Mme Maryse Carrère. Monsieur le président, madame la ministre, mes chers collègues, voilà une trentaine d'années, le professeur Maurice Bourjol, historien du droit local, publiait un ouvrage intitulé Les biens communaux, voyage au centre de la propriété collective, dans lequel il se consacrait avec érudition à l'histoire et à la théorie des biens communaux à travers le souvenir des communautés d'habitants de l'Ancien Régime.
Il introduisait son propos par ces quelques mots : « “Biens communaux” et “commune” apparaissent comme les deux éléments indissociables d'un “corps moral” immortel formé par les générations passées, présentes et à venir. À cet ordre éternel des choses, l'État superpose ses normes et sa culture ».
Certes, depuis la parution de ces lignes, en 1989, le discours s'est transformé : il n'est plus seulement question de « biens communaux », mais plus vastement de « biens communs », de sorte que leur dimension n'est plus seulement locale et communale, mais aussi mondiale, voire universelle. On ne parle plus de « patrimoine commun des communautés d'habitants », mais, comme le propose la Charte de l'environnement, de « patrimoine commun des êtres humains ».
Nous sommes ainsi passés des pâturages ruraux et villageois à la forêt amazonienne ou encore à des choses immatérielles telles que les encyclopédies numériques libres.
Pour autant, bien que vertigineux, le glissement entre notre discours et celui de l'historien met en évidence deux éléments qui demeurent invariables.

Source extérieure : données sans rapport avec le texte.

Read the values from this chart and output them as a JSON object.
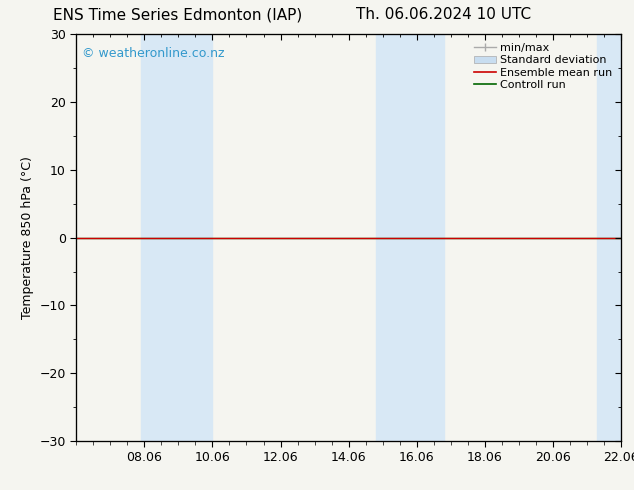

Il s'agit d'abord de la transmission de ces biens, de génération en génération. Cette problématique est largement mise en lumière par les préoccupations écologiques et de préservation de l'environnement.
Il s'agit ensuite du rôle de l'État, législateur ou constituant, auquel il revient de fixer un régime juridique pour ces biens. Que nous les qualifiions de mondiaux ou de communaux, c'est d'abord à l'État qu'il incombe de fixer les règles quant à l'administration et à la protection de ces biens. Autrement dit, si le cadre national n'est pas suffisant pour protéger ces biens communs mondiaux, nous ne pouvons pour autant nous dérober face aux enjeux qu'ils soulèvent dans nos sociétés actuelles.
Ainsi, il y a lieu de se réjouir que soit engagée, dans cet hémicycle, une réflexion sur le traitement réservé aux biens communs. Nos échanges contribueront à ce qu'ils puissent être mieux appréhendés, mieux pensés et mieux encadrés afin notamment de concilier leur usage avec la liberté d'entreprendre.
Cela étant, alors même qu'il pourrait sembler nécessaire de penser le régime de ces biens, il faut également constater qu'ils mettent à l'épreuve nos définitions et nos qualifications juridiques traditionnelles.
Comment les définir ? Ni biens privés ni biens publics, mais plutôt biens collectifs, dont l'usage est partagé par tous. C'est dans cet entre-deux que naît la tension, et donc le débat légitime qui entoure leur régime juridique.
Ces quelques éléments, bien que succincts, suffisent à révéler que la notion n'est pas née avec le « monde d'après », pour reprendre la formule mise en avant par les auteurs de cette proposition de loi. Et pour preuve, notre droit s'y intéresse déjà.
Je ne referai pas la liste des textes et jurisprudences traitant de la question des biens communs. Toutefois, je me permettrai de revenir sur la récente décision du Conseil constitutionnel du 31 janvier 2020 : à travers son interprétation de la Charte sur l'environnement, le Conseil a dégagé, en des termes inédits, un objectif de valeur constitutionnelle de « protection de l'environnement, patrimoine commun des êtres humains ». Le texte dont nous discutons aujourd'hui s'inscrit naturellement dans cette actualité. Il n'est donc pas question de minimiser les enjeux qui y sont liés.
Toutefois, cette décision remonte à moins d'un an. De même, nous croyons que certaines potentialités normatives de la Charte de l'environnement – adossée à la Constitution en 2005 – restent encore à découvrir, notamment dans son préambule qui dispose, au nom du peuple français, que l'environnement est le patrimoine commun des êtres humains. Laissons-nous le temps de poursuivre notre réflexion et d'affiner nos idées, surtout sur un sujet aussi fondamental. Laissons aussi le temps aux dispositifs juridiques existants de produire pleinement leurs effets pour être mieux à même de les réaménager et de les renforcer le jour venu.
Aussi, vous l'aurez compris, au regard de ces éléments, le groupe RDSE ne votera pas en faveur du texte. (Mme Nicole Duranton applaudit.)